PHILADELPHIA -- Time will tell.
It took the Philadelphia Eagles four days to decide to bring back wide receiver Riley Cooper from a mutually agreed-upon leave of absence after news broke that Cooper used a racial slur toward an African-American security guard at a Kenny Chesney concert in June. Four days. It will take longer to know for sure whether those four days was enough time to heal deep wounds and to let the bad feelings on such a divisive issue as racism subside.

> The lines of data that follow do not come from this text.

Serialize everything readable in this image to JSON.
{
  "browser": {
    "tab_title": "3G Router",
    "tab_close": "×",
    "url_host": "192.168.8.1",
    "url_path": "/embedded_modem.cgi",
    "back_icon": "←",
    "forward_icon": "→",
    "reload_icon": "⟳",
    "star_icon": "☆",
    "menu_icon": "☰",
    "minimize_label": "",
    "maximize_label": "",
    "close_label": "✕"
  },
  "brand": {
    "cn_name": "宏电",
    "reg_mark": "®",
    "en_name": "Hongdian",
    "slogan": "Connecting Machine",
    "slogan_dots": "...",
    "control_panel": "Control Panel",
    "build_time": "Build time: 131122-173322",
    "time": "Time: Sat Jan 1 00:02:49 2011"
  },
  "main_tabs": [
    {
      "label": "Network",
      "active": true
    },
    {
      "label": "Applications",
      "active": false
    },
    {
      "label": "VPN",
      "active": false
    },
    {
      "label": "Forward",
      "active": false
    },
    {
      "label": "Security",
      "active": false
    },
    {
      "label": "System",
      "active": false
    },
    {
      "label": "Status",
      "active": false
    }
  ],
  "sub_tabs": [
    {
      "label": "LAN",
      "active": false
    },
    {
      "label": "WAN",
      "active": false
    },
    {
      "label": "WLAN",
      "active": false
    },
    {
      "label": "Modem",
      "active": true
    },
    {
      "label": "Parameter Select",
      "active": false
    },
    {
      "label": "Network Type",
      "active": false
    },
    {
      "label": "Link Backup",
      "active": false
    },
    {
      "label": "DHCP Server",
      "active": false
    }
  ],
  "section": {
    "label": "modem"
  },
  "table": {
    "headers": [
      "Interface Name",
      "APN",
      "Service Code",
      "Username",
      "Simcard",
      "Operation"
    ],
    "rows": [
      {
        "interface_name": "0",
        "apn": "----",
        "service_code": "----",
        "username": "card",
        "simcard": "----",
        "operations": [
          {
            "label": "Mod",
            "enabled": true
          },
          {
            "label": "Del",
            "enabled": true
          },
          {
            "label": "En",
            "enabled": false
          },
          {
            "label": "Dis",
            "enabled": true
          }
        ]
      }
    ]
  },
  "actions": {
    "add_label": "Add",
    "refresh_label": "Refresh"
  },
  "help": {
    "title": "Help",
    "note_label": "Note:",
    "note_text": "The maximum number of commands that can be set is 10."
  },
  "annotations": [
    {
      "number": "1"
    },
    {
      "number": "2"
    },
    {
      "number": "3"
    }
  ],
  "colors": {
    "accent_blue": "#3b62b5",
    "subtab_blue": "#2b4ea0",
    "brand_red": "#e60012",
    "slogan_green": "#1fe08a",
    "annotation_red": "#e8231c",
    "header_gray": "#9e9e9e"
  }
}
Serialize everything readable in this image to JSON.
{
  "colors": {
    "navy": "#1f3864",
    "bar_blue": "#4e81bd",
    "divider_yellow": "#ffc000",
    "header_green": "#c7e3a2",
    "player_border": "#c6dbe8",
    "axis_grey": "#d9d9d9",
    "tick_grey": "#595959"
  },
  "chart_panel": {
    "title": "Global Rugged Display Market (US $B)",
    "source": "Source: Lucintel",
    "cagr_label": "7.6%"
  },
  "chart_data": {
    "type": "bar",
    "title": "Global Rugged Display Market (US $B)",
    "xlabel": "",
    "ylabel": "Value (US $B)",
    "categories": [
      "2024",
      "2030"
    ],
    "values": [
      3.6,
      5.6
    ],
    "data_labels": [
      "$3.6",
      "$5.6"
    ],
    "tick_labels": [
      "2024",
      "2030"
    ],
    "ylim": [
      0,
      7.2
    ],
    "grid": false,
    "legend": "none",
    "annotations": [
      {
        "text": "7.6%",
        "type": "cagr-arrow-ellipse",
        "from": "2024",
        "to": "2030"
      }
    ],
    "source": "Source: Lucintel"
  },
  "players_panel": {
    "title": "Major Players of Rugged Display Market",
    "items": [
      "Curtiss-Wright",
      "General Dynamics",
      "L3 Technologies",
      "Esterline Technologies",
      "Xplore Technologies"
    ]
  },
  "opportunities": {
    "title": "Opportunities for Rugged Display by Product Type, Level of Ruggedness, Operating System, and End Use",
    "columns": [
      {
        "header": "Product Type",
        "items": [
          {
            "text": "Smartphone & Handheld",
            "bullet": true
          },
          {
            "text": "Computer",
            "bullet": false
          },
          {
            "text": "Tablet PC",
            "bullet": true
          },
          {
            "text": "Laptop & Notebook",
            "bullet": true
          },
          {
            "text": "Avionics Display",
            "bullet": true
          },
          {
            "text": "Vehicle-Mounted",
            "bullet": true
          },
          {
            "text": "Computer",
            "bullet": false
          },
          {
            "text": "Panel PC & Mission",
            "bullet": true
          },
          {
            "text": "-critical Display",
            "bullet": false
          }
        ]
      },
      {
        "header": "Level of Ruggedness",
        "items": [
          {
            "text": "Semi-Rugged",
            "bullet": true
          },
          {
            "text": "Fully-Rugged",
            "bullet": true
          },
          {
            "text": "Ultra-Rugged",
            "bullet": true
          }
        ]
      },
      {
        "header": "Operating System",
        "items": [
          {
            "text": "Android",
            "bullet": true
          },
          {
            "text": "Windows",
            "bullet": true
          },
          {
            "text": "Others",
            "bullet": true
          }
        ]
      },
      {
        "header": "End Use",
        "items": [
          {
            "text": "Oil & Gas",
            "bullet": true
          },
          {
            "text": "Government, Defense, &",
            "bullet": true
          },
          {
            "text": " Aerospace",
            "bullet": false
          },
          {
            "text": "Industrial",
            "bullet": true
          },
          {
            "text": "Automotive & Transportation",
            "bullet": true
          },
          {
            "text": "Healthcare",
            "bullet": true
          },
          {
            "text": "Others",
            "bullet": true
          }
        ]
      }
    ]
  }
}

Four days? I have serious doubts.
It was risky for Chip Kelly to decide to bring Cooper back, and ultimately, in time, after the inevitable adversity of the regular season hits, it could prove to be foolish. The players can say what they want now, about how they forgive and can move on for the greater good of the team, but wait and see how they feel in October if the team comes off a three-game road trip and is looking at a 1-5 record. Some players can be happy that Cooper caught a "touchdown" pass in a joint practice with the New England Patriots on Tuesday, but what happens if he shrinks in the spotlight of a regular-season game in a starting role he has never been able to earn and has been given only after the man in front of him (Jeremy Maclin) went down with an injury?
Then we'll know. Then the real feelings will come out. That time is bound to come, and then we'll know for sure how black players really feel about a white teammate calling another black man the N-word when he thought no one except his white friends was looking.
As it is now, the Eagles are just trying to get to their first preseason game on Friday against the Patriots. They're trying to build. They're trying to learn. They're trying to come together as a team. They're trying to figure out their identity, trying to see who can lead and who play quarterback.
And the players who have been in Philadelphia for at least the past two seasons are trying to get to a point where they can have success again. They don't want to endure another 4-12 season. They don't want to miss the playoffs yet again. They want to be better than the 12-20 record they had in Andy Reid's last two seasons in Philly.
The players want to taste success, and even though Cooper hasn't caught even 50 passes in his three-year career, the Eagles are better with him than without him. Wideout Jason Avant has reliable hands and doesn't shy from contact over the middle, but he can't play on the outside. Other than rookie Russell Shepard, who has talent and potential but zero NFL experience, Philadelphia doesn't have a viable option opposite DeSean Jackson.
The Eagles lost another wide receiver, Arrelious Benn, to a torn ACL in practice Tuesday. They need Cooper, who has size and is a good blocker and has caught five touchdown passes in his career.
This is about winning football games, plain and simple. For now, it seems, the players can swallow their personal feelings about Cooper for the greater good of the team. For now.
Not that we know how LeSean McCoy, Michael Vick or Cary Williams feels about Cooper's return. They didn't speak to the media after practice. Prior to Cooper's leave of absence, Vick told me there were guys on the team who were really "hurting." Williams told the Philadelphia Inquirer that the Cooper situation "supersedes the season." McCoy told CSNPhilly.com that he could not respect Cooper and that Cooper "said how he felt."
Four days later, it is hard to believe that much has changed.
Kelly, Cooper and the Eagles were in full damage control Tuesday. They could have spared themselves having to go through this exercise twice by realizing the severity of the situation initially and not allowing Cooper to practice this past Thursday. Nevertheless, Cooper again faced the music, answered questions and apologized. It was the right thing to do, but he didn't have to do it, so he is to be commended for that.
But Cooper blew off a question about whether he would curb his alcohol use; he admitted to using the racial slur after drinking heavily. And Kelly said that he decided after speaking to Cooper on Monday night that Cooper was ready to rejoin the team. It wasn't that the team was ready to have Cooper return; Cooper was ready to come back.
"I think our team is extremely close," Kelly said. "I think we have a great sense of understanding of everybody that's around each other. There's been great open communication between ourselves and our players and our coaches as this whole thing transpired. So I'll continue to talk to them. I think some leadership has emerged and certain guys that have really stepped up. I kind of lean on them a little bit, DeMeco Ryans and Jason [Avant] and people like that that get the pulse of the team in the locker room."
That sounds great, and Ryans and Avant are terrific guys, but they weren't strong enough leaders a year ago to keep the team from quitting on Reid.
Time will tell if the Eagles can avert a similar disaster. Time will tell if Kelly made the right decision, if his players actually are over the hurt of a teammate using a racial slur. That's the beauty of this. Regardless of what the team says now, at some point time will tell what is fact and what is convenient fiction.